To start it off, I picked up Emperor: Rise of the Middle Kingdom, a city-building management game brought to us by BreakAway Games and Impression Games. The developers are apparently quite fond of historical city builders, providing similar titles like Caesar and Pharaoh, set in Ancient Rome and Ancient Egypt respectively.
Anyway, Emperor is essentially SimCity but in Ancient China. There are seven campaigns spanning from the time of the prehistoric Xia Dynasty to the medieval Song Jin Dynasty, with missions which involve building up a city, keeping your houses supplied with goods, establishing trade with other cities, and fending off whatever barbarians are looking for a fight. While these barbarians can be a problem, the game is more about managing the infrastructure of your own city rather than conquering others. Oh, but make sure you pay regular tributes to the Ancestral gods. If they get angry, bad stuff will happen.
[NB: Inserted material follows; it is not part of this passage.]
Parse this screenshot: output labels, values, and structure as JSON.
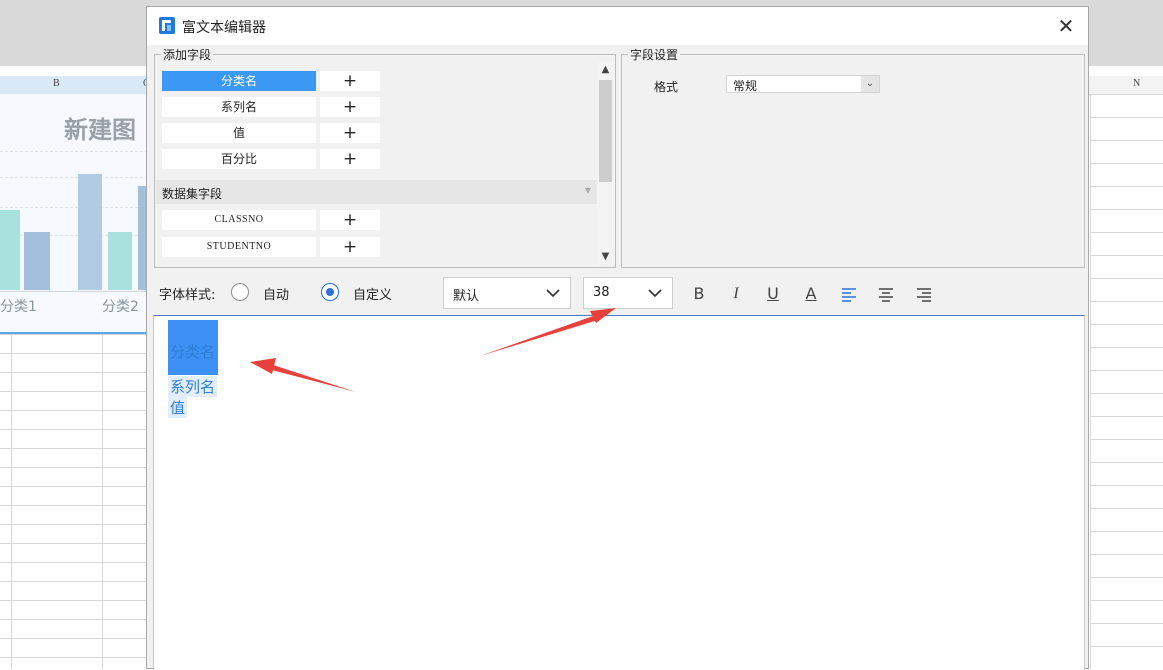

The game can get very frustrating at times. There's nothing worse than having levelled up all your houses, only for a hemp shortage to drop them down all those levels and cause everybody to leave. Or having a trading post full of silk and carved jade collapse because a salamander wandered into the road and killed the building inspector.
Yeah, there's a lot of micromanagement involved, but that's what makes the game immersive. You can grind away so many hours on just one mission - especially if there's a monument involved. And despite the game's age, the visuals are stunning.
Now maybe I can resist the temptation to start the next campaign.